- 6 years ago
- Wedding: June 2012
So I had last week off work for spring break (being a teacher is fun =] ) I had not seen my parents in quite a while so against my better judgement I took four days out of my break to visit them..and my Fiance had to work so it was just me and our dog along for the ride.
To start things off, no my parents are not divoreced, they are miserably married for 25 years now..They have fought my whole life but it’s just getting flat out terrible at this point..
Essentially they are both at fault, I just don’t know where the break down started first. My dad is addicted to the internet, he’s not doing anything wrong, he’s just constantly on facebook or reading the news. Literally will not get away from it, if he’s not working his face is in his laptop. It’s depressing, my mom and I had a conversation about it with him in the room and he didn’t even notice. He is also rather lazy and doesn’t help with much of anything. It frustrates my mom who is a very neat and orderly person.
Even things like, my dad has neglected cleaning out the gutters on the house for years and now the roof needs repairs. I understand my moms frustration.
I guess the frustration grew to resentment, and now she has flat out said multiple times even in front of my dad that she doesn’t even like him anymore.
But she has always treated my dad poorly he can never win and what he does do is never enough (and reality it probably isnt) but i think he buries his face in a laptop to escape the verbal abuse (i know that’s why i had completely moved out by 19)
I have begged them to seek counseling or get a divorce. My mom won’t do either, my dad is willing to get help but my mom just doesn’t care.
I told her I think she wants to be miserable, other wise she would do something about her situation.

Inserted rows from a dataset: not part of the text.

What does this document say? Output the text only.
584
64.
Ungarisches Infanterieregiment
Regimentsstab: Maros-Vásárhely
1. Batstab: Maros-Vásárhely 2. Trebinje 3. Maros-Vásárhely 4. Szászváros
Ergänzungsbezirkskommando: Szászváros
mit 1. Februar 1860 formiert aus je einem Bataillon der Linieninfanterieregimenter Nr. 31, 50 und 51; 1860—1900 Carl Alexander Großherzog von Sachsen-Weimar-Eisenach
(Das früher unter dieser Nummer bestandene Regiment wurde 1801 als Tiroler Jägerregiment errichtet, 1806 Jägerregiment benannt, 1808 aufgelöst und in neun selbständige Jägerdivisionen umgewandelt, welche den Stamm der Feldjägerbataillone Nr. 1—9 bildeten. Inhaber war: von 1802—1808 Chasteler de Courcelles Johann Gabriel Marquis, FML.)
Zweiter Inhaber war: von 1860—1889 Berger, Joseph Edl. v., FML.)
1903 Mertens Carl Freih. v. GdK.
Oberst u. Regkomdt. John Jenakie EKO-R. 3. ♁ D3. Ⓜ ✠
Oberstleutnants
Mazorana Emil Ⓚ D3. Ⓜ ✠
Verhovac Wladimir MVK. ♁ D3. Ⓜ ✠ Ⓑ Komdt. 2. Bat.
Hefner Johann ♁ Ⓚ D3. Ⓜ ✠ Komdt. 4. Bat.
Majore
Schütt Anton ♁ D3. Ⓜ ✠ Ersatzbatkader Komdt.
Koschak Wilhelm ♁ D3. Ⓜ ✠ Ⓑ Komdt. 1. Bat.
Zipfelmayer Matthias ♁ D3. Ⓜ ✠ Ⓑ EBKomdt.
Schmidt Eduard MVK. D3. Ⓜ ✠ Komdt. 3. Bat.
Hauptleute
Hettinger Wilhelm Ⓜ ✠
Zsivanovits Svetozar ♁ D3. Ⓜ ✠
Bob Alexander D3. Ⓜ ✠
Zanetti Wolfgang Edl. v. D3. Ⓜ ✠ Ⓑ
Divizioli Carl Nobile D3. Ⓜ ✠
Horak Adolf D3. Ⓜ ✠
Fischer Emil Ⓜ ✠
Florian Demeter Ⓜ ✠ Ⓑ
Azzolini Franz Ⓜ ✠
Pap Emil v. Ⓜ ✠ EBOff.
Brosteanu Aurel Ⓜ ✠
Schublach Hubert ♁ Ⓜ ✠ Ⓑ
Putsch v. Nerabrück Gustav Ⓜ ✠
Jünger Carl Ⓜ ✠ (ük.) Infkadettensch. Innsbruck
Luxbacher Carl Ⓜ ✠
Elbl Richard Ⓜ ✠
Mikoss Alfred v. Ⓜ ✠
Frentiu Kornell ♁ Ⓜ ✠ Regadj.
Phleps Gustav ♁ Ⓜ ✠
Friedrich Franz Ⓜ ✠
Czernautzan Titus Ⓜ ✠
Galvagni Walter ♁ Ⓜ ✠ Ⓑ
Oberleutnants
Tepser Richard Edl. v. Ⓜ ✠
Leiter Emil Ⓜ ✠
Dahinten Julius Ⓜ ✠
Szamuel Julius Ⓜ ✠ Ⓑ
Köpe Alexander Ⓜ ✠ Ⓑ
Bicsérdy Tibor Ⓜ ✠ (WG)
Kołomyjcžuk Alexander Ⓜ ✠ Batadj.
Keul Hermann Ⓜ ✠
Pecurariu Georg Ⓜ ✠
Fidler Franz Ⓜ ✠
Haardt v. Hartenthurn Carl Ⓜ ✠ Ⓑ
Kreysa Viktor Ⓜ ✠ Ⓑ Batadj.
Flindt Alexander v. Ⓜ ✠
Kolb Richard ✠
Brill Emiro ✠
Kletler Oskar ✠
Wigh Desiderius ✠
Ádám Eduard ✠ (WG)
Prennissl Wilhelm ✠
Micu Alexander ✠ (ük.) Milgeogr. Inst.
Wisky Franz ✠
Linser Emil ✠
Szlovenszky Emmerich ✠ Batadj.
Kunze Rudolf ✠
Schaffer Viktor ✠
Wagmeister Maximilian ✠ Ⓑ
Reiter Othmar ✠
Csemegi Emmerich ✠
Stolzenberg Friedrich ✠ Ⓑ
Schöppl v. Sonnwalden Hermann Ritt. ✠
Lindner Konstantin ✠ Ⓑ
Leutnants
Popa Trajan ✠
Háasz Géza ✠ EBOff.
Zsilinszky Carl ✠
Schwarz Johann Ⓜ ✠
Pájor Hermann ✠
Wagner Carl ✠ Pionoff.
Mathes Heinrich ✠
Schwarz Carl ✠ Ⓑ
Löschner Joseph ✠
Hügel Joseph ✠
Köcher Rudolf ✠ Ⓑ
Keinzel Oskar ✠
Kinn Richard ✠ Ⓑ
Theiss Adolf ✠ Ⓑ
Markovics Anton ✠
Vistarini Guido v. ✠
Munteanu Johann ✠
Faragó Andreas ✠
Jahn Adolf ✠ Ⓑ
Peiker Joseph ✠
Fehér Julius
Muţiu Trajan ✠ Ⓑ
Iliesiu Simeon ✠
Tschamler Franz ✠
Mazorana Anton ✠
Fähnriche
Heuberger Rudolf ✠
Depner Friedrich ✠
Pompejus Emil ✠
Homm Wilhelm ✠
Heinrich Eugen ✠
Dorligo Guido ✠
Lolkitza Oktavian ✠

I told her you can’t sit on you A$$ and then complain when nothing changes.
Then she just says this is my life it’s miserable and I just have to get through it until I die.
Seriously, I can’t deal with it. I’ve spent years of my life playing mediator and counselor for my parents and I’m just sick of it. They need to grow up. It depresses me and I’m happy person. But being around them just sucks the life out of me.
I don’t even know what to do anymore. I hate being around my own parents and I’m starting to resent them myself, as if they haven’t given my plenty of opportunities over the years to already resent them. (has anyone read my engagement story?)
Anyone else out there in a similar place?